The film makes use of The Mill’s special adjustable car, dubbed the Blackbird. The race car has QR codes and markers that allow it to be used as a template for digital animations. It also has a 360-degree camera. Filmmakers shot video of a real car and the Blackbird racing on a mountain road. Then, in real-time, the animators covered the car with digital animations that transformed it into another sleek race car. As they shot the Blackbird, the filmmakers could see through a viewfinder what the finished animated car would look like in the scene.

Epic Games CEO Tim Sweeney (who will be a speaker at our GamesBeat Summit 2017 event in May) said in an interview with GamesBeat that the creators used an advanced implementation of Epic’s Unreal Engine with The Mill’s proprietary virtual production toolkit, Mill Cyclops, to create a film that merges real-time visual effects and live-action storytelling.

“This is a way to bring down the costs of animation,” Sweeney said. “Brands can’t always have a car on the set. Sometimes that’s due to security reasons. We had to find a way to visualize a car that wasn’t there. So we created a virtual car using the Blackbird. We used the Blackbird in shoots and then skinned it with a computer-generated car.”

In the ad campaign, “The Human Race” is about a real-life car driver’s battle with an artificial intelligence being that drives a car without human control. The film features the 2017 Chevrolet Camaro ZL1 in a heated race with the Chevrolet FNR autonomous concept car.

“This sounded crazy, but we figured out how to do this in real-time,” said Kim Libreri, CTO, Epic Games, in an interview. “It’s real-time visual effects. We generate cars, composite them, and put them in a video. This looks like it went through months of post-production processing. In reality, it is rendered in real-time.”

Sweeney said, “The question here is can your game engine produce pixels that match the real world.”

The only physical vehicle filmed for “The Human Race” was the Mill Blackbird, a fully adjustable rig that enables filmmakers to insert any car model into any filed environment. Until now, computer-animated cars were added by visual effects artists in post-production, requiring days of rendering to produce high-quality imagery. During this shoot, however, live video feeds as well as positional data from the tracking system were fed directly into Unreal Engine. The Camaro was then rendered and composited seamlessly into the footage in real-time AR, allowing the directors to instantly see the final look and composition of each shot.

These cars have been reskinned in real-time.

Above: These cars have been reskinned in real-time.

Image Credit: Epic Games

The same real-time technology was used to create, alter and produce the short film, blurring the lines between production and post. The ability to create ‘final pixels’ in real time will ultimately change the way filmmakers create content and make critical decisions, Sweeney said.

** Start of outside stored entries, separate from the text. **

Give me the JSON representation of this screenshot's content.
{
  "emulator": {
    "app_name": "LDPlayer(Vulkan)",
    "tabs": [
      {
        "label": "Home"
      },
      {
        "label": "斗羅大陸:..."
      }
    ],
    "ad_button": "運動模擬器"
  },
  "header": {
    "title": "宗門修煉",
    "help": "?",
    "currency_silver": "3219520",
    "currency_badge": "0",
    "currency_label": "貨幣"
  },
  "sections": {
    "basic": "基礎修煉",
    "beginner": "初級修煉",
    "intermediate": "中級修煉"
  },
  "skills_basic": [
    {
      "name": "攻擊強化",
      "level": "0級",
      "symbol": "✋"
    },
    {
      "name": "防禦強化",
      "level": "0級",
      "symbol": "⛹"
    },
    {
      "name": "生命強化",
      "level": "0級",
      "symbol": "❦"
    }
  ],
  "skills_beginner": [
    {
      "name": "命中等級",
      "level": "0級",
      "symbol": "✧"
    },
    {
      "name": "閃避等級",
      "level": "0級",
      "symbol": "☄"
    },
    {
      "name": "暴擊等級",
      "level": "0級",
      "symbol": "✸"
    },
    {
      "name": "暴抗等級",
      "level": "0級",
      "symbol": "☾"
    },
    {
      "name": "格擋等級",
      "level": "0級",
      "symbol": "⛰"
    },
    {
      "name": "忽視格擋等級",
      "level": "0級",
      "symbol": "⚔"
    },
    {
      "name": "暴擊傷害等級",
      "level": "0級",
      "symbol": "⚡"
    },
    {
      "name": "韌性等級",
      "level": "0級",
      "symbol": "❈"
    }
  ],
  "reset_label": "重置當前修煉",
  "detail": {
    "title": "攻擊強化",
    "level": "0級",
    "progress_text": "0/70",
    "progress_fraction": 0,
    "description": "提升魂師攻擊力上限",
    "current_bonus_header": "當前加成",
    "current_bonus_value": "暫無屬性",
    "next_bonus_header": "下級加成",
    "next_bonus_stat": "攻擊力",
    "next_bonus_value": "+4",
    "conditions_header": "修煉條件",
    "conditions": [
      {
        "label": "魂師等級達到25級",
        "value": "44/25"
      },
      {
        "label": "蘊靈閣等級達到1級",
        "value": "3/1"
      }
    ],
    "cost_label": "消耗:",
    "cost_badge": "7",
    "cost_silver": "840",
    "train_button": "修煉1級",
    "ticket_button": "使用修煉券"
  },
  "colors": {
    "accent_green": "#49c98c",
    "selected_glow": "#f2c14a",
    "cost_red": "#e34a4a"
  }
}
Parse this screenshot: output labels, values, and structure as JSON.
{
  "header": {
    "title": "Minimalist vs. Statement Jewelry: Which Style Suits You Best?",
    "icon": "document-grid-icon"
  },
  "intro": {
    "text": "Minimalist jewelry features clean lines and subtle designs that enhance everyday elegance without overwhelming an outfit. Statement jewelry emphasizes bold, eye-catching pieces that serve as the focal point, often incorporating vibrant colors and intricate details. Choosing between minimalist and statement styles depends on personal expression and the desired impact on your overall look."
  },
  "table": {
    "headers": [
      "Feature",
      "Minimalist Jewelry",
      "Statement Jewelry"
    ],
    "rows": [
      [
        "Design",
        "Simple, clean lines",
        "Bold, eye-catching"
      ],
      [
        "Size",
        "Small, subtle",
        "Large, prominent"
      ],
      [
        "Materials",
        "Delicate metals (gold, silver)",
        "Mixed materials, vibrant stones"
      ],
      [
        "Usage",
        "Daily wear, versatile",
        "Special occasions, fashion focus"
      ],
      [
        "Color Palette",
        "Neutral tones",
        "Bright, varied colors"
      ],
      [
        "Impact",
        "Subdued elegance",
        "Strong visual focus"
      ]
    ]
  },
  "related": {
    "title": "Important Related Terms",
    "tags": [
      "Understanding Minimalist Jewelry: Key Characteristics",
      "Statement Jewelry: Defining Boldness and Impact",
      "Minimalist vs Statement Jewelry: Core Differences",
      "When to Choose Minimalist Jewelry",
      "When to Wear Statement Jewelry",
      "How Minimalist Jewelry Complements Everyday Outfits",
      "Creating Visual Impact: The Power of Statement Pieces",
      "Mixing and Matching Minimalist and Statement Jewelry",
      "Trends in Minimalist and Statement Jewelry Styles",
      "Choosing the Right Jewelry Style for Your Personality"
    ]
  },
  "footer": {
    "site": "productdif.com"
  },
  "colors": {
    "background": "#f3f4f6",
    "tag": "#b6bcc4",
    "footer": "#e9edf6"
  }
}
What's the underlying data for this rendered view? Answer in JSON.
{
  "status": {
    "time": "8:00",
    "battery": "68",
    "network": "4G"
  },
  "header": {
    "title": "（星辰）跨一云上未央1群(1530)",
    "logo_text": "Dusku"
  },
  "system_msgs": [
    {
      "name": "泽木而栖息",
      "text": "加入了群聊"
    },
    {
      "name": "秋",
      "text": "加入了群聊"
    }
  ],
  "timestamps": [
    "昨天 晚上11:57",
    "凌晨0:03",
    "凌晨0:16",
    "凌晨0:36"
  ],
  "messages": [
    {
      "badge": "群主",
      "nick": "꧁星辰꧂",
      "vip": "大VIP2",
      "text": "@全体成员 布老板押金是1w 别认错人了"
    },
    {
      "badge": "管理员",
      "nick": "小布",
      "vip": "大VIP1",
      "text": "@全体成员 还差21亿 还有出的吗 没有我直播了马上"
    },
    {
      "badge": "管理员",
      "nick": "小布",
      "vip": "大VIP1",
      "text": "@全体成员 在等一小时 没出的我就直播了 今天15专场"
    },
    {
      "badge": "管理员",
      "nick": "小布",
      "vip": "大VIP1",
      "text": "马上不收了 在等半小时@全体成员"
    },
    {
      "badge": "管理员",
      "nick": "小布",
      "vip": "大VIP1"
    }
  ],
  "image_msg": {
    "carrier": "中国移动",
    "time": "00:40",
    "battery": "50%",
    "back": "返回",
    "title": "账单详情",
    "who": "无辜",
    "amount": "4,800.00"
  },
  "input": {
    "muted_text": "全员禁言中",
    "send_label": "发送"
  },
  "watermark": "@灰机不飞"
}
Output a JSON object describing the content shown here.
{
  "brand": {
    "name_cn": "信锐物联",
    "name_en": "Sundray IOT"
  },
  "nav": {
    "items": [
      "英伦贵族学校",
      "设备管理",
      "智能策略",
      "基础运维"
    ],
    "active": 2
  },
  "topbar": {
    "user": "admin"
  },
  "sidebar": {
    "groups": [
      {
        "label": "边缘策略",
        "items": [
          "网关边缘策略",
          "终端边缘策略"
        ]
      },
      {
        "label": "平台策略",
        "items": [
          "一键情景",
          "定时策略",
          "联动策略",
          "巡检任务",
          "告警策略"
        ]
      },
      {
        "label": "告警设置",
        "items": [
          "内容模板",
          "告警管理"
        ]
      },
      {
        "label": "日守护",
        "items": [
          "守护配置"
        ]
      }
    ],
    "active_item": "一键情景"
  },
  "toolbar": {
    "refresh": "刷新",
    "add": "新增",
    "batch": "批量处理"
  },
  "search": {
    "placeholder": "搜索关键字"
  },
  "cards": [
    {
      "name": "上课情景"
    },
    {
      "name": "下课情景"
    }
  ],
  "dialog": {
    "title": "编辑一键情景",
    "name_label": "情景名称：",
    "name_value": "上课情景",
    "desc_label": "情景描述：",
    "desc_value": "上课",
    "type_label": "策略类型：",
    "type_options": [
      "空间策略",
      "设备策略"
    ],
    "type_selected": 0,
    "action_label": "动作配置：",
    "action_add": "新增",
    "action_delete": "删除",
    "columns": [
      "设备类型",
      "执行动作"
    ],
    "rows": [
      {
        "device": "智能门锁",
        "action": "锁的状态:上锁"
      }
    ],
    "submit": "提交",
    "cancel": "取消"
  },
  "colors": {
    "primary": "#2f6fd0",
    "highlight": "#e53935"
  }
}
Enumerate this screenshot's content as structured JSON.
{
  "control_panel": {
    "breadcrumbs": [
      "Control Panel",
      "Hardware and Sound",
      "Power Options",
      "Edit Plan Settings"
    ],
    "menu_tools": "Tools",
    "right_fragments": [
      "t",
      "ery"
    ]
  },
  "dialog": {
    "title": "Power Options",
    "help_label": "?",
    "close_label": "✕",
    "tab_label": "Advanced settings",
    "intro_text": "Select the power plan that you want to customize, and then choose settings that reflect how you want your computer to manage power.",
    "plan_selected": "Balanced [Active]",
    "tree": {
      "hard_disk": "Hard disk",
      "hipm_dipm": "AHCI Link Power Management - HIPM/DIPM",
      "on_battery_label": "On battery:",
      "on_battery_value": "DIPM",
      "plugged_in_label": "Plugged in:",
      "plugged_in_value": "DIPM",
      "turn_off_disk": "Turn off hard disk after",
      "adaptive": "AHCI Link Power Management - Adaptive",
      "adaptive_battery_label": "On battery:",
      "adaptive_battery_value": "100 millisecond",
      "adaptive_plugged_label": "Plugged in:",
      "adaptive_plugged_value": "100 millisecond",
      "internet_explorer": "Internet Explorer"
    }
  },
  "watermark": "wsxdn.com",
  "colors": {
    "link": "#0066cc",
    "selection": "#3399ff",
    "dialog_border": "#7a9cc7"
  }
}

Alistair Thompson, executive vice president at The Mill, said at Epic’s event that his company created Blackbird because it couldn’t get access to a car that it needed to shoot a commercial. Chevy’s commercial creators, however, need to be able to see the animated car as they shoot a scene through a viewfinder. On stage, Epic, Chevy, and The Mill showed how they could present an animated car onscreen simultaneously as the Blackbird was being filmed in front of the crowd.

Sweeney said, “This technology is changing the economics of entire industries.”

Sweeney also showed how you could use virtual reality to design a game, from inside the game. The Unreal Engine VR editor is a full editing tool that lets you build an entire level of a game from inside virtual reality. It’s a bit like building a full game scene by snapping together Lego bricks and then twisting them into the right shape with your hands, the way a real artist does.